Abstract

The exogenous cycles and population dynamics of the community at Penrith, Cumbria, England, have been studied (1557-1812) using aggregative analysis, family reconstitution and time series analysis. This community was living under marginal conditions for the first 200 years and the evidence presented is of a homeostatic regime where famine, malnutrition and epidemic disease acted to regulate the balance between resources and population size. This provides an ideal historic population for an investigation of the direct and indirect effects of malnutrition. Throughout the period studied, a short wavelength oscillation in grain prices was apparently the major external factor that drove exogenous cycles in mortality, birth rate, and migration.
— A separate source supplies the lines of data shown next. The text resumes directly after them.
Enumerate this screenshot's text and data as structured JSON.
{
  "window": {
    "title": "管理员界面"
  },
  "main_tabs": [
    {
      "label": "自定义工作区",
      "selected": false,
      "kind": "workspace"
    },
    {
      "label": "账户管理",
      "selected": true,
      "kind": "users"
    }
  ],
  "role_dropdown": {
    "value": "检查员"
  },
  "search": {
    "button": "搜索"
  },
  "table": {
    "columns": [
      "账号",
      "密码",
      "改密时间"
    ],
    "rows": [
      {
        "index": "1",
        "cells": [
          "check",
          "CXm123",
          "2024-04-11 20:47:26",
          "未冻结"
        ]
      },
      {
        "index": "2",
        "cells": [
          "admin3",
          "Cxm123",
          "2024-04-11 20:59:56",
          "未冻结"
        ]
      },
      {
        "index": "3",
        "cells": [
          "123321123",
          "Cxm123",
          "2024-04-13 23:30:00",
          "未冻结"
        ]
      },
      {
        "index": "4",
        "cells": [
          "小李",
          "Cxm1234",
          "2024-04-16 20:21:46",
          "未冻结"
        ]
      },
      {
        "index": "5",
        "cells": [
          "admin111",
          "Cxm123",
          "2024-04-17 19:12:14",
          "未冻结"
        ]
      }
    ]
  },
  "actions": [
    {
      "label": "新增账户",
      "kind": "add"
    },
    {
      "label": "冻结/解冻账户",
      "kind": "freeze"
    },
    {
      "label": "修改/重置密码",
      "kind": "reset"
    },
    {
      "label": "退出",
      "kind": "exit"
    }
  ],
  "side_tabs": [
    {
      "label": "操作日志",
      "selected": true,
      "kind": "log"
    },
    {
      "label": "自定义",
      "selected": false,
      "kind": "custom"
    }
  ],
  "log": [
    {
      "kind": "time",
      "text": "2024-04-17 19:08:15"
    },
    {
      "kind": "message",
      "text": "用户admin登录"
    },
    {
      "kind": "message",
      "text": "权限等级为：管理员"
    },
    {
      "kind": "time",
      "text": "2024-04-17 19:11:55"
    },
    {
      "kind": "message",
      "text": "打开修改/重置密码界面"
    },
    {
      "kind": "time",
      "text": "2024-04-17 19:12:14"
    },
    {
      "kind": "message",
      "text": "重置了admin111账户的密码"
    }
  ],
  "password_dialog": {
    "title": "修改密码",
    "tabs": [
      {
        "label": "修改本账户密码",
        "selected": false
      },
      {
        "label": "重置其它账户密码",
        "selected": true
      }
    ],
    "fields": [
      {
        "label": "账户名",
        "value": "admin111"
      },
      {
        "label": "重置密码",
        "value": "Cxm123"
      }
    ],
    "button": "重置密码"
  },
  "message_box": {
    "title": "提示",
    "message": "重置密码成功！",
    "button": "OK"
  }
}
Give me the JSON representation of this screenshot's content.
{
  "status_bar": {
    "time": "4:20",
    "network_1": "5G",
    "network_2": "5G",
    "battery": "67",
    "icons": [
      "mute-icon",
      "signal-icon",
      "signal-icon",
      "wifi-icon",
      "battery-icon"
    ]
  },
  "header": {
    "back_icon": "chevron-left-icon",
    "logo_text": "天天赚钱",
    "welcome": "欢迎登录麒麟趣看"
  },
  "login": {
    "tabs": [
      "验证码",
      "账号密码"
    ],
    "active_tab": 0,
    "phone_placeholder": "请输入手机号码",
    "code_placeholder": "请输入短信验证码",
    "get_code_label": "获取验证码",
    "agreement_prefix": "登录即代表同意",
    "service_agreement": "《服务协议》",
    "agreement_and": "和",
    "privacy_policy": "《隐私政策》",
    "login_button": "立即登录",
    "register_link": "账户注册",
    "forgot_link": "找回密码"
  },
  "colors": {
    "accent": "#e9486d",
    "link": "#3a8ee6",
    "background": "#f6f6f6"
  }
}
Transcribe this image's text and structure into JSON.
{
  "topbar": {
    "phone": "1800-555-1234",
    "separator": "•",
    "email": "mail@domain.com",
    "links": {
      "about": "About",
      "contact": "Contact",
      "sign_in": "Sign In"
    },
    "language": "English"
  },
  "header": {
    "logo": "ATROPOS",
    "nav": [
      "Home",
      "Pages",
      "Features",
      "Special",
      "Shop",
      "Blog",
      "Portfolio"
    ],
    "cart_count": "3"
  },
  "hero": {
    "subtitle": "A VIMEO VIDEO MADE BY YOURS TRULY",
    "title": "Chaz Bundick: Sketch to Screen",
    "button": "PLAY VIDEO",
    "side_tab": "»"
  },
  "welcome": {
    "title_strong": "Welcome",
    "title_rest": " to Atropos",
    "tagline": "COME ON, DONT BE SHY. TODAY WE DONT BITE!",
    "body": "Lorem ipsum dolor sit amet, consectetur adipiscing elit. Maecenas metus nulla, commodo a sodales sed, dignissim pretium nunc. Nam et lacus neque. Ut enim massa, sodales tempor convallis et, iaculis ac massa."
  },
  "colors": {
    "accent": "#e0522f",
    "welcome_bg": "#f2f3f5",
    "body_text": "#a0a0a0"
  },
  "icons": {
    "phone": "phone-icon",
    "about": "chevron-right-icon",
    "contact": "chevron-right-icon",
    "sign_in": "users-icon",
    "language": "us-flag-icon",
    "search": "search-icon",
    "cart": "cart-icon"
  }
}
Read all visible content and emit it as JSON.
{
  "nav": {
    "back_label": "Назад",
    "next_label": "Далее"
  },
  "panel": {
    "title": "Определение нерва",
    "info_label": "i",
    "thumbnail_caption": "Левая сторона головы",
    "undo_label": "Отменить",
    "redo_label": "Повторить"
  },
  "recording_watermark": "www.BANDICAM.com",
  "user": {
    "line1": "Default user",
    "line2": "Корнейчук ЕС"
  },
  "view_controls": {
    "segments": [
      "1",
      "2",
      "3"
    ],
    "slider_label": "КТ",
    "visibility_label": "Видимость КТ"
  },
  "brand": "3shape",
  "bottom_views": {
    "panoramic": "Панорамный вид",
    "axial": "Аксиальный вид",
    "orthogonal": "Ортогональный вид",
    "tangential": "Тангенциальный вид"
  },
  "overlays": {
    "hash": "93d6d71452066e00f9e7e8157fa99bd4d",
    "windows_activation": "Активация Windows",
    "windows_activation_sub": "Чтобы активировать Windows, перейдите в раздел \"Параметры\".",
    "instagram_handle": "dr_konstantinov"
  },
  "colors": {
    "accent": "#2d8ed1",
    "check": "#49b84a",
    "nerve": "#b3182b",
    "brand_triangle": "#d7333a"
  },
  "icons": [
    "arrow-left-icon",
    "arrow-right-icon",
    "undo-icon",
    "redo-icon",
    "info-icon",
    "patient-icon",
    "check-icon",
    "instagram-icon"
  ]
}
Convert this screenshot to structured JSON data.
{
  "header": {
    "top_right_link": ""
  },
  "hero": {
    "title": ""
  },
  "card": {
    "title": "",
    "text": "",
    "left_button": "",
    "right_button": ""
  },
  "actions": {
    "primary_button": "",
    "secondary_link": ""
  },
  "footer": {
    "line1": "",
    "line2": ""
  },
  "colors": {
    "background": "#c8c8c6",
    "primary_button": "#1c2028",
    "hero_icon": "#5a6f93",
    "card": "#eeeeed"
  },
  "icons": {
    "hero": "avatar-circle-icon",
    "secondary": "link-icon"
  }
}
In particular, the different responses of children to variations in food supply are emphasised; fluctuations in poor nutrition correlated significantly with the variations in mortality rates for infants (probably indirectly during pregnancy and directly during the first year of life) and for young children (via susceptibility to lethal infectious diseases). Migratory movements contributed to the maintenance of homeostasis in the population dynamics. A medium wavelength cycle in low winter temperatures was associated with a rise in adult mortality which, in turn, promoted an influx of migrants into this saturated habitat. A model incorporating these interacting associations between vital events and exogenous cycles is presented: grain prices were an important density-dependent factor and constituted the major component of the negative feedback of this population and drove the exogenous, short wavelength mortality cycles. Cycles of births and immigration provide a positive feedback for the build-up of susceptibles and the initiation of smallpox epidemics and increased population size.